Mehta saw Hooda's previous films Risk and D. In this film, he played the role of Raja Ravi Varma in two phases — first as a 60-year-old and then as a 20-year-old in a span of 10 days. As a preparation for his role, Hooda tried to learn the basics of painting. He was happy working in the film and said that his acting skills were well-groomed by Mehta's abilities.

Paresh Rawal plays an important role in the film. Triptha Parashar, whom Mehta spotted in an advertisement, was immediately offered the role of a princess without auditioning. Feryna Wazheir, who was born and raised in the UK to Kashmiri parents, plays a Parsi girl in the film.
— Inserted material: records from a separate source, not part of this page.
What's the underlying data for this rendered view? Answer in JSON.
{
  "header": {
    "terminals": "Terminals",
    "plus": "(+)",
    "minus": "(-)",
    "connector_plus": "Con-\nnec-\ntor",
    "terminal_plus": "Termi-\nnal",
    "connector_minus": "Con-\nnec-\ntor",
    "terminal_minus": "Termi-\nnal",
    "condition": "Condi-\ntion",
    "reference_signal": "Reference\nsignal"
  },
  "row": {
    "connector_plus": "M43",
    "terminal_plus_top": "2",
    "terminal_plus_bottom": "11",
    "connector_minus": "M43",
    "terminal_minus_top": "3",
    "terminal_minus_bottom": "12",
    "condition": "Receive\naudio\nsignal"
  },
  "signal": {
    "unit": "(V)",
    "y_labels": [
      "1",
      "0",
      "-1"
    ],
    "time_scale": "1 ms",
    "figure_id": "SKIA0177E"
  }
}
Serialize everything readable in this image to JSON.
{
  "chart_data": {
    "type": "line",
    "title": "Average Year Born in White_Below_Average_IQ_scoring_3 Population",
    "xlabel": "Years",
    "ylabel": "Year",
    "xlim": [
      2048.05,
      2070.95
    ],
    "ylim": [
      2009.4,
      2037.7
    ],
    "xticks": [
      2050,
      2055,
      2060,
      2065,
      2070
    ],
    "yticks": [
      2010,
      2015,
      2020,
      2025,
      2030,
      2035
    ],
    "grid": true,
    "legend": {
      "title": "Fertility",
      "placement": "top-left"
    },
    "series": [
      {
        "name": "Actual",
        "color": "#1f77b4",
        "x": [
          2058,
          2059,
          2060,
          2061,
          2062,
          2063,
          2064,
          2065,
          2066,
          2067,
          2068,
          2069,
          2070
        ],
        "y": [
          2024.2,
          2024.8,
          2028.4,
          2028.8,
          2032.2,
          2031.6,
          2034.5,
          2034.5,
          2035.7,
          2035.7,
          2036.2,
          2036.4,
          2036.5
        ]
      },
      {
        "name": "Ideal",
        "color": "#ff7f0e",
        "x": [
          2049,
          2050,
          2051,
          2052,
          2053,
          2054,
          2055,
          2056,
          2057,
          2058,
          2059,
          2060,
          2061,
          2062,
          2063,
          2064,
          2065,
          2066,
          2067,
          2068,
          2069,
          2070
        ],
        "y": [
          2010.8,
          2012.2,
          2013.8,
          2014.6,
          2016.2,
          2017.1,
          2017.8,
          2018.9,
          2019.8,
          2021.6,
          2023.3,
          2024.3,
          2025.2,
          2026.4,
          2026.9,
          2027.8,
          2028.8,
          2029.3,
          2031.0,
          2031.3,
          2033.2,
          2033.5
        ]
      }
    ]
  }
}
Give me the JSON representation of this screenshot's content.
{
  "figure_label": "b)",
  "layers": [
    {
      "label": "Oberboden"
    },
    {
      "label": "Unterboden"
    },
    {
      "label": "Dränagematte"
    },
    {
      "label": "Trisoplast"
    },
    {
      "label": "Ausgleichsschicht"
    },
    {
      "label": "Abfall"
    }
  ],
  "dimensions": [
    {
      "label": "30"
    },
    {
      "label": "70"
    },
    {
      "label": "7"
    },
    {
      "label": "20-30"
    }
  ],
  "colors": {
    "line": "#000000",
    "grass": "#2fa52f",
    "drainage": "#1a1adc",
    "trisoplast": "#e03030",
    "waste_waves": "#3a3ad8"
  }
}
Sangita Kathiwada is the creative consultant and Niharika Khan, the award-winning designer is the costume designer.

==Soundtrack==
The soundtrack of Rang Rasiya is composed by Sandesh Shandilya and lyrics are written by Manoj Muntashir

===Track listing===

| No. | Title | Singer(s) | Length |
|---|---|---|---|
| 1. | "Rang Rasiya (title)" | Sunidhi Chauhan, Keerthi Sagathia | 4:01 |
| 2. | "Kahe Sataye" | Roop Kumar Rathod, Sunidhi Chauhan | 3:57 |
| 3. | "O Kamini" | Sonu Nigam, | 3:39 |
| 4. | "Anhad Naad" | Kailash Kher, Anwar Khan | 4:38 |
| 5. | "Sun Balam" | Rajashwari Pathak | 3:56 |
| 6. | "Rang Rasiya (Re-mix )" |  | 5:15 |
| Total length: |  |  | 24:06 |

== Release ==
The film was screened at 2008 The Times BFI London Film Festival. Rang Rasiya had been languishing in post-production from 2008 due to the Censor Board's objection with certain scenes that involved nudity. It was given a release date on 7 November 2014.

===Box office===
The film, made on a budget of ₹12 crore reportedly grossed ₹4.8 crore in India.